Tuesday, April 13, 2004

Civilian police trainer considered crucial


City job targeted for cutting is spared

By Gregory Korte
The Cincinnati Enquirer

Because of pressure from civil rights activists, Cincinnati City Manager Valerie Lemmie has abandoned a plan to cut costs by eliminating the civilian director of the Cincinnati Police Academy.

Ted Schoch, a retired assistant police chief who runs the department's recruiting and training arm, was one of 27 city employees to have their jobs eliminated or outsourced as part of a $2 million cost-cutting proposal.

Under Lemmie's plan, Schoch's job would have been taken over by a sworn police captain.

But having a civilian in charge of police training was a key reform recommended by the U.S. Justice Department in 1998. The Justice Department mediator's report followed the 1997 police shooting of Lorenzo Collins, a mentally ill man wielding a brick.

Monday, some of the religious and civic leaders who worked on those reforms urged City Council members not to move backward.

"(Civilian) oversight is what we were trying to get, and participation from the community," said the Rev. Damon Lynch Jr., pastor of New Jerusalem Baptist Church in Carthage. "We've worked well with brother Schoch. I consider him a friend.

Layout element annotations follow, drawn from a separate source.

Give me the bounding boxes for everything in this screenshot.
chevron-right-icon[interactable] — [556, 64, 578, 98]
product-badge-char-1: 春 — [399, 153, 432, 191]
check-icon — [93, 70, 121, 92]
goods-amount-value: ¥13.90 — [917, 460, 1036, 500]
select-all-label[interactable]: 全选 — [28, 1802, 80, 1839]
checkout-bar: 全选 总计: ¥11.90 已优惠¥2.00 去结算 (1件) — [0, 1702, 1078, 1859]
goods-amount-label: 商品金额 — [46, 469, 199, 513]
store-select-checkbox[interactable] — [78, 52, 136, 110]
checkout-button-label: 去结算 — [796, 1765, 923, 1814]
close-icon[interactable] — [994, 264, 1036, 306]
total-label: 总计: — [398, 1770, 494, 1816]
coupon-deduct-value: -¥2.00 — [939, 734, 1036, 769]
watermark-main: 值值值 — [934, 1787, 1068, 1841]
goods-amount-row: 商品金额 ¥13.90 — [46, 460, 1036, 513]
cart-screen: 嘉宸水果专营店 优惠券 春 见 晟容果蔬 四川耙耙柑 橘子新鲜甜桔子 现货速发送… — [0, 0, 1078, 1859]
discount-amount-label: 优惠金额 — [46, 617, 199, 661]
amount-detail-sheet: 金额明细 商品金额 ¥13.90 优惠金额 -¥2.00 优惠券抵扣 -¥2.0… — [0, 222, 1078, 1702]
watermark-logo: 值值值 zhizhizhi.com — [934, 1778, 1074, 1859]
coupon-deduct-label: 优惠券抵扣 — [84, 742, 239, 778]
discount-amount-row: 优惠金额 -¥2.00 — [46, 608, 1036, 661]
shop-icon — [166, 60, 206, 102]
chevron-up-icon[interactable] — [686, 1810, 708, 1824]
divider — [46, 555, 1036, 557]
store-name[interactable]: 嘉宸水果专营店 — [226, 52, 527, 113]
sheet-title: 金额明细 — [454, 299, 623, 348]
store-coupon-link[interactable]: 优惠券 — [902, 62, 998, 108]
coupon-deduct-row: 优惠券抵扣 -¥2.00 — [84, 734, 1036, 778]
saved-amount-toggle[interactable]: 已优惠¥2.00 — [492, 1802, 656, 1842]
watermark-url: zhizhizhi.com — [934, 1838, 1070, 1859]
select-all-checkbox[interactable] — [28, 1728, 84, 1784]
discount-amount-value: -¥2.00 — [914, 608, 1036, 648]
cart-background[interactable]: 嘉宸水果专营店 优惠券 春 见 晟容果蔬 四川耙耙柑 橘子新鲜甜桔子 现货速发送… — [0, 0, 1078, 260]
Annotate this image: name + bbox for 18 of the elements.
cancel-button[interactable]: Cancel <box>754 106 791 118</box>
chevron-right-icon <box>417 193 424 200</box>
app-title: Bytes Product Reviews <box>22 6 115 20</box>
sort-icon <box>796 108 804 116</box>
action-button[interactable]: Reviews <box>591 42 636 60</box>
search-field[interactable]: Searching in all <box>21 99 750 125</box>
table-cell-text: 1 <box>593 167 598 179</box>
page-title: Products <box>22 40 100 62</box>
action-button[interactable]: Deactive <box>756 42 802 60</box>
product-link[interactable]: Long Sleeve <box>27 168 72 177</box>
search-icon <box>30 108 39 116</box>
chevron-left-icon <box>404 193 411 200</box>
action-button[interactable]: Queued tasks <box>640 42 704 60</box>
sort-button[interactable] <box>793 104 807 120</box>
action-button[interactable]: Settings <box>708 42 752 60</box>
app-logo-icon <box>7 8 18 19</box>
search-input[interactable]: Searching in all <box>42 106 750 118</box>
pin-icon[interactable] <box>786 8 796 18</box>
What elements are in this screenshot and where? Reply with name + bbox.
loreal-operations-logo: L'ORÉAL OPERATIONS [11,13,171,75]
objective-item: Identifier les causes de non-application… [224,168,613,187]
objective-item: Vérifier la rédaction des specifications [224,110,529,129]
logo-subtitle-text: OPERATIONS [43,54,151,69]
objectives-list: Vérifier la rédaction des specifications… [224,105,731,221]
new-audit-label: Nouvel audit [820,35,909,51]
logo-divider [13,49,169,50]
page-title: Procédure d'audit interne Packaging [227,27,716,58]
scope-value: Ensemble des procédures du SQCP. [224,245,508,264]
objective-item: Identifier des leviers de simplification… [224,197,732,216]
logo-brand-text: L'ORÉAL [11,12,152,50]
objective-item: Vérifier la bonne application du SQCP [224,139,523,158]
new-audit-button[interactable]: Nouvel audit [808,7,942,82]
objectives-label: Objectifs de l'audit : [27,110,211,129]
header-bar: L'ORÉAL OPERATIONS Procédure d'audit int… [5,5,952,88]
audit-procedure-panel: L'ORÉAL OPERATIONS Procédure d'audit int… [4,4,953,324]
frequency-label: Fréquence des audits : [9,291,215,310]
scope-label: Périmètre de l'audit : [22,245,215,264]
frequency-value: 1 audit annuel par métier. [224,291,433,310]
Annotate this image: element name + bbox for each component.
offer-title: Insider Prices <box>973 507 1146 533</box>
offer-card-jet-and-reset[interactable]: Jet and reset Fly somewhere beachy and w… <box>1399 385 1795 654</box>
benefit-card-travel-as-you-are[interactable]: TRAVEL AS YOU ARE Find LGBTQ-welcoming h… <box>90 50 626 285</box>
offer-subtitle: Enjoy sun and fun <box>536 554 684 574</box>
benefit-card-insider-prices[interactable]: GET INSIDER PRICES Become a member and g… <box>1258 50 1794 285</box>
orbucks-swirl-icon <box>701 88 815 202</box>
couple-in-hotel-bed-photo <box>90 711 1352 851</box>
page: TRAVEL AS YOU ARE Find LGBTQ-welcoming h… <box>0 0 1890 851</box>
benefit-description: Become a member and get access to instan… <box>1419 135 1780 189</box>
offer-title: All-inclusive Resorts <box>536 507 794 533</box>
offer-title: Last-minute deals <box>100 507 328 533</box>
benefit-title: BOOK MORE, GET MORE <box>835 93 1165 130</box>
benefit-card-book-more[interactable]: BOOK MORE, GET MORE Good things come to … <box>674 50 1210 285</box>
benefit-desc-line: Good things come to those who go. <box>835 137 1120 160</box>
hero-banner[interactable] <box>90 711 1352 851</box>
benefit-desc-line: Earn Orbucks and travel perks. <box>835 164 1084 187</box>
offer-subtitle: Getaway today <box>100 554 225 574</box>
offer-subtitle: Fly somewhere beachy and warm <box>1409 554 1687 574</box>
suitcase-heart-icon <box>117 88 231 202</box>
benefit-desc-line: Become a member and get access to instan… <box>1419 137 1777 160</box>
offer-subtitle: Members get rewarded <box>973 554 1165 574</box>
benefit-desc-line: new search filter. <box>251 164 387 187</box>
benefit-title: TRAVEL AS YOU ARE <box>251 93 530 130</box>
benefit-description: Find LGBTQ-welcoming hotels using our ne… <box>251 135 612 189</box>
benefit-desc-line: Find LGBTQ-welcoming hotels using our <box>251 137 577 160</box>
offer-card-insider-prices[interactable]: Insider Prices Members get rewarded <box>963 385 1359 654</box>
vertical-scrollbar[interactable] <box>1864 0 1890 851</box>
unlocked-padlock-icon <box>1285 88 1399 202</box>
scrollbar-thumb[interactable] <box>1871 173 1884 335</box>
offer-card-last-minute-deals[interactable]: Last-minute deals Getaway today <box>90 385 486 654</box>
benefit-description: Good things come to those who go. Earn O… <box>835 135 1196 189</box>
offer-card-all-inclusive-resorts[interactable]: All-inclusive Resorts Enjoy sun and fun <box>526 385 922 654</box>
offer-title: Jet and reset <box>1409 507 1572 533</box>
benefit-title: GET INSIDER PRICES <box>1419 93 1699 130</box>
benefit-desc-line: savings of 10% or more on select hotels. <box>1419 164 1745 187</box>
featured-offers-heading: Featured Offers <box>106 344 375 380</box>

I think he's made an impact, and I think someone with a civilian mind-set needs to stay there."

City Council is expected to take formal action to keep the job, but Finance Director William E. Moller told the Finance Committee Monday that there's no need. "It's done," he said.

City Council took action on the other 26 jobs in Lemmie's cost-cutting proposal last week. Savings will help the city keep the curbside recycling program this year.